なんてことない風に、ルーシャンが言葉を発する。……妬ましいと。彼の口から出た言葉としては、意外なものだった。
「簡単に言えば、嫉妬だろうな。……こんな感情を抱いたのは、生まれて初めてかもしれない」
ルーシャンの声が、静かな場に響く。いや、実際は響いていなかったのだろう。ただ、ドロシーの頭の中で反復して、響いているように聞こえるだけなのだろう。……ごくりと、息を呑んだ。

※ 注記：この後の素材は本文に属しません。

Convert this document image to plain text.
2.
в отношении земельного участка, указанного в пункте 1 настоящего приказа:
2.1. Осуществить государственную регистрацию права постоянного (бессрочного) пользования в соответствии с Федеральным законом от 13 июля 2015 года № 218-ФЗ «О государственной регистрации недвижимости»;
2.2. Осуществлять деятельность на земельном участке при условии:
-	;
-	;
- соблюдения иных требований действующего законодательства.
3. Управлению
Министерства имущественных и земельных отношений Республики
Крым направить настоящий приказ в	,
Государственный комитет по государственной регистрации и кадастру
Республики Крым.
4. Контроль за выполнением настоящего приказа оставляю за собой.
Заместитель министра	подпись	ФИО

「人から慕われる兄にも、愛想がよくて可愛がられる弟にも。嫉妬したことなんて、なかった」
「……ルーシャン様」
「上手に生きられなくても、苦しいと思ったこともなかった。……なのに、今はとても苦しい」
彼の言葉を聞いたためか、ドロシーの心臓が跳ねる。……苦しいなんて。彼から聞いたのは、初めてではないだろうか?
(いつだって、この人はひねくれた態度で、流していた)
苦しいなんて言葉、聞いたことがない。魔物に襲われけがをしたときも。人に重圧をかけられていたときでさえも。
彼は「苦しい」なんて言葉、一度も口にしていない。……いつだって悪態をついて、誤魔化していた。
だから、余計に。彼の「苦しい」という言葉が、ドロシーの胸に突き刺さったのかもしれない。